I used to have the perfect job. As The Australian‘s science writer and later also editor of the paper’s professionally oriented health section, I was paid to talk to interesting and important people about interesting and important ideas. From gene patenting, embryonic stem cell research, polar exploration and climate science to environmental toxins, human evolution, cosmic evolution and the now not-so-elusive Higgs Boson, it was all my bailiwick.
I wrote across the paper and loved every minute of it, that is until an editorial change — inspired by the GFC (global financial crisis) and the NFC (newspaper financial crisis) — put me and my round at the bottom of the food chain. Little wonder I was restructured out the door last September.
So my perfect job doesn’t exist. And not just at The Oz. The shake-up of the media has led to a shake-out of science reporters worldwide. My perfect job doesn’t exist anywhere.
As Christopher Zara wrote earlier this year in the International Business Times, science journalists are tumbling out of jobs in the US. He cites telling statistics: in 1989, there were 95 newspapers with weekly science sections. Today there are 19.
The UK is experiencing a similar decline, as science writers get pushed from their perch in the daily papers to make way for cheap general reporters and teams of online staff. The Guardian is the exception, keeping its science coverage intact.
In Australia we were reasonably, if not generously, served until recently. The Sydney Morning Herald had not only long-time science editor in Deborah Smith — who took redundancy the week I left — but also Nicky Phillips, now sole science bod. Bridie Smith remains at The Age as science and technology reporter and Claire Peddie covers science and environment for The Advertiser in Adelaide. Then it gets thin on the ground. Aside from the ABC, the electronic media is a science wasteland.
This worries me greatly. It’s not just because I’m pushed into a career change, but because science, technology, environment and medical research are at the heart of many important current events, issues and dust-ups of today.
Experienced science reporters cover the bases from astrophysics and zoology. They know the players, the issues and the nuts-and-bolts of the scientific method. They can tell a genuine breakthrough from a beat-up, or even a stuff-up. Remember the ill-fated faster-than-light neutrino discovery? Lots of breathless headlines worldwide; few considered stories; plenty of red faces.

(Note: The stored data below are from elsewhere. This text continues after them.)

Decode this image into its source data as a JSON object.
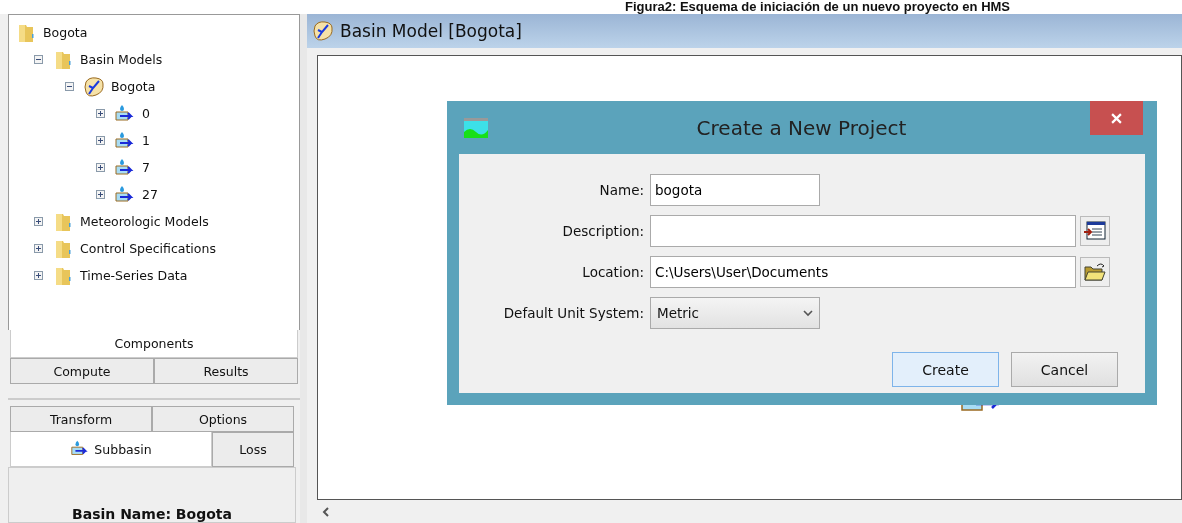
{
  "caption": "Figura2: Esquema de iniciación de un nuevo proyecto en HMS",
  "tree": [
    {
      "label": "Bogota",
      "kind": "folder",
      "children": [
        {
          "label": "Basin Models",
          "kind": "folder",
          "expanded": true,
          "children": [
            {
              "label": "Bogota",
              "kind": "basin",
              "expanded": true,
              "children": [
                {
                  "label": "0",
                  "kind": "subbasin",
                  "expanded": false
                },
                {
                  "label": "1",
                  "kind": "subbasin",
                  "expanded": false
                },
                {
                  "label": "7",
                  "kind": "subbasin",
                  "expanded": false
                },
                {
                  "label": "27",
                  "kind": "subbasin",
                  "expanded": false
                }
              ]
            }
          ]
        },
        {
          "label": "Meteorologic Models",
          "kind": "folder",
          "expanded": false
        },
        {
          "label": "Control Specifications",
          "kind": "folder",
          "expanded": false
        },
        {
          "label": "Time-Series Data",
          "kind": "folder",
          "expanded": false
        }
      ]
    }
  ],
  "explorer_tabs": [
    [
      {
        "label": "Components",
        "selected": true
      }
    ],
    [
      {
        "label": "Compute",
        "selected": false
      },
      {
        "label": "Results",
        "selected": false
      }
    ]
  ],
  "editor_tabs": [
    [
      {
        "label": "Transform",
        "selected": false
      },
      {
        "label": "Options",
        "selected": false
      }
    ],
    [
      {
        "label": "Subbasin",
        "selected": true,
        "kind": "subbasin"
      },
      {
        "label": "Loss",
        "selected": false
      }
    ]
  ],
  "basin_name": "Basin Name: Bogota",
  "desktop": {
    "title": "Basin Model [Bogota]"
  },
  "dialog": {
    "title": "Create a New Project",
    "fields": [
      {
        "label": "Name:",
        "kind": "short",
        "value": "bogota"
      },
      {
        "label": "Description:",
        "kind": "notes"
      },
      {
        "label": "Location:",
        "kind": "browse",
        "value": "C:\\Users\\User\\Documents"
      },
      {
        "label": "Default Unit System:",
        "kind": "select",
        "value": "Metric"
      }
    ],
    "buttons": [
      {
        "label": "Create",
        "default": true
      },
      {
        "label": "Cancel",
        "default": false
      }
    ]
  }
}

“It’s an extra. It isn’t sexy. Real journalists do politics, business and economics.”
Most of all, science journos see how science impacts current events. Their round isn’t just funky fillers and creature features gleaned from journal and university press releases; their slowly vanishing speciality brings intellectual depth and breadth to news.
But this isn’t how editors and producers view the round. It’s an extra. It isn’t sexy. Real journalists do politics, business and economics. Doubt it? How many men are science reporters? Exactly.

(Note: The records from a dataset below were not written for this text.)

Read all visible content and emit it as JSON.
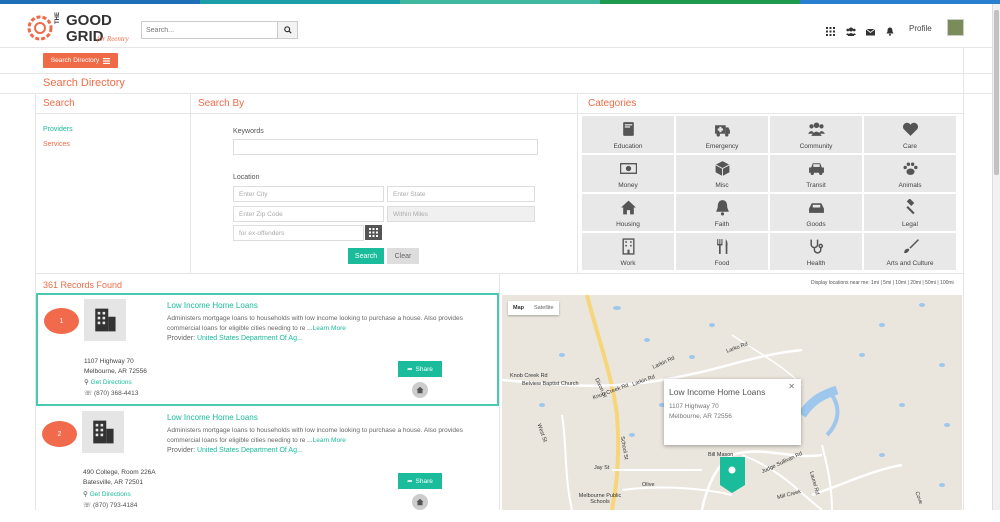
{
  "header": {
    "search_placeholder": "Search...",
    "profile_label": "Profile",
    "stripe_colors": [
      "#1e7bc1",
      "#27b0b9",
      "#48c9b0",
      "#1e9e5a",
      "#2e8ad8"
    ]
  },
  "directory_button": "Search Directory",
  "page_title": "Search Directory",
  "left": {
    "title": "Search",
    "links": [
      "Providers",
      "Services"
    ]
  },
  "search_by": {
    "title": "Search By",
    "keywords_label": "Keywords",
    "keywords_value": "",
    "location_label": "Location",
    "city_placeholder": "Enter City",
    "state_placeholder": "Enter State",
    "zip_placeholder": "Enter Zip Code",
    "within_placeholder": "Within Miles",
    "extra_placeholder": "for ex-offenders",
    "search_button": "Search",
    "clear_button": "Clear"
  },
  "categories": {
    "title": "Categories",
    "items": [
      {
        "label": "Education",
        "icon": "book-icon"
      },
      {
        "label": "Emergency",
        "icon": "ambulance-icon"
      },
      {
        "label": "Community",
        "icon": "users-icon"
      },
      {
        "label": "Care",
        "icon": "heart-icon"
      },
      {
        "label": "Money",
        "icon": "money-icon"
      },
      {
        "label": "Misc",
        "icon": "cube-icon"
      },
      {
        "label": "Transit",
        "icon": "car-icon"
      },
      {
        "label": "Animals",
        "icon": "paw-icon"
      },
      {
        "label": "Housing",
        "icon": "home-icon"
      },
      {
        "label": "Faith",
        "icon": "bell-icon"
      },
      {
        "label": "Goods",
        "icon": "tray-icon"
      },
      {
        "label": "Legal",
        "icon": "gavel-icon"
      },
      {
        "label": "Work",
        "icon": "building-icon"
      },
      {
        "label": "Food",
        "icon": "cutlery-icon"
      },
      {
        "label": "Health",
        "icon": "stethoscope-icon"
      },
      {
        "label": "Arts and Culture",
        "icon": "brush-icon"
      }
    ]
  },
  "results": {
    "count_label": "361 Records Found",
    "radius_label": "Display locations near me: 1mi | 5mi | 10mi | 20mi | 50mi | 100mi",
    "cards": [
      {
        "num": "1",
        "title": "Low Income Home Loans",
        "desc": "Administers mortgage loans to households with low income looking to purchase a house. Also provides commercial loans for eligible cities needing to re ...",
        "more": "Learn More",
        "provider_label": "Provider:",
        "provider": "United States Department Of Ag...",
        "address1": "1107 Highway 70",
        "address2": "Melbourne, AR 72556",
        "directions": "Get Directions",
        "phone": "(870) 368-4413",
        "share": "Share"
      },
      {
        "num": "2",
        "title": "Low Income Home Loans",
        "desc": "Administers mortgage loans to households with low income looking to purchase a house. Also provides commercial loans for eligible cities needing to re ...",
        "more": "Learn More",
        "provider_label": "Provider:",
        "provider": "United States Department Of Ag...",
        "address1": "490 College, Room 226A",
        "address2": "Batesville, AR 72501",
        "directions": "Get Directions",
        "phone": "(870) 793-4184",
        "share": "Share"
      }
    ]
  },
  "map": {
    "type_map": "Map",
    "type_satellite": "Satellite",
    "info_title": "Low Income Home Loans",
    "info_addr1": "1107 Highway 70",
    "info_addr2": "Melbourne, AR 72556",
    "labels": [
      "Knob Creek Rd",
      "Belview Baptist Church",
      "Larkin Rd",
      "Knob Creek Rd",
      "Larko Rd",
      "Larkin Rd",
      "Dixon St",
      "West St",
      "School St",
      "Jay St",
      "Olive",
      "Bill Mason",
      "Judge Sullivan Rd",
      "Melbourne Public Schools",
      "Mill Creek",
      "Laurel Rd",
      "Cove"
    ]
  }
}
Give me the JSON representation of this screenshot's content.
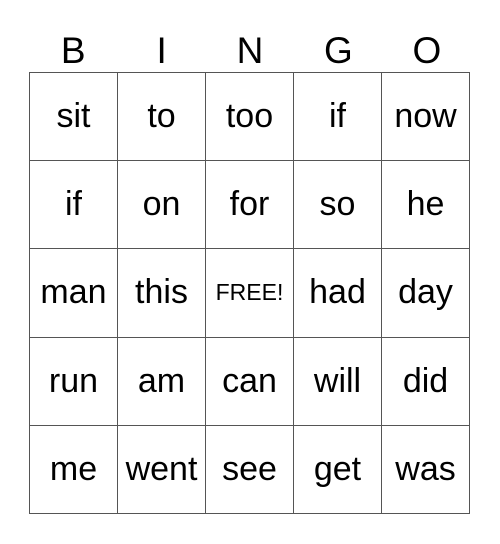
{
  "header": [
    "B",
    "I",
    "N",
    "G",
    "O"
  ],
  "cells": [
    [
      "sit",
      "to",
      "too",
      "if",
      "now"
    ],
    [
      "if",
      "on",
      "for",
      "so",
      "he"
    ],
    [
      "man",
      "this",
      "FREE!",
      "had",
      "day"
    ],
    [
      "run",
      "am",
      "can",
      "will",
      "did"
    ],
    [
      "me",
      "went",
      "see",
      "get",
      "was"
    ]
  ]
}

So who’s replacing science specialists in the mainstream media? For the so-called discovery stories, general reporters do their best with press releases and wire copy does the rest.
When a story takes off, though, political journalists generally muscle in. That’s fine; they’re an intelligent and capable bunch. But the result can be superficial. It’s the equivalent of sending me to cover internal cabinet disputes or Coalition policy shifts — I’d get the obvious points but miss the context and complexity. Important issues and implications would go unreported.
Consider the recent extreme weather events. Where was the in-depth discussion of Australia’s preparedness for coping with more of the same, courtesy of climate change? The submissions to the recent Senate inquiry barely got a mention.
What about the surprise Federal Court decision upholding the validity of patents on the breast cancer genes BRCA1 and BRCA2? The decision was covered extensively; there was mention that women might have to pay for breast cancer diagnostic tests and that Cancer Council CEO Ian Olver called for a change to patent laws. But there was little discussion of what those laws are, how they’re applied to human genes, recent legislative reviews or implications for fundamental research and innovation, let alone alternative approaches to managing emerging knowledge.
The same with Julia Gillard’s announcement that the government will commit $504.5 million to establish up to 10 “Industry Innovation Precincts” to boost the nation’s output of globally competitive innovation and industry. The papers covered the loss to big business of the R&D tax break and a few details of where the precincts would be located. Why is successful innovation even an issue? How and why have successive governments struggled to boost it? Not a peep.
It sounds naive, but how can we have a functioning democracy with a poorly informed electorate?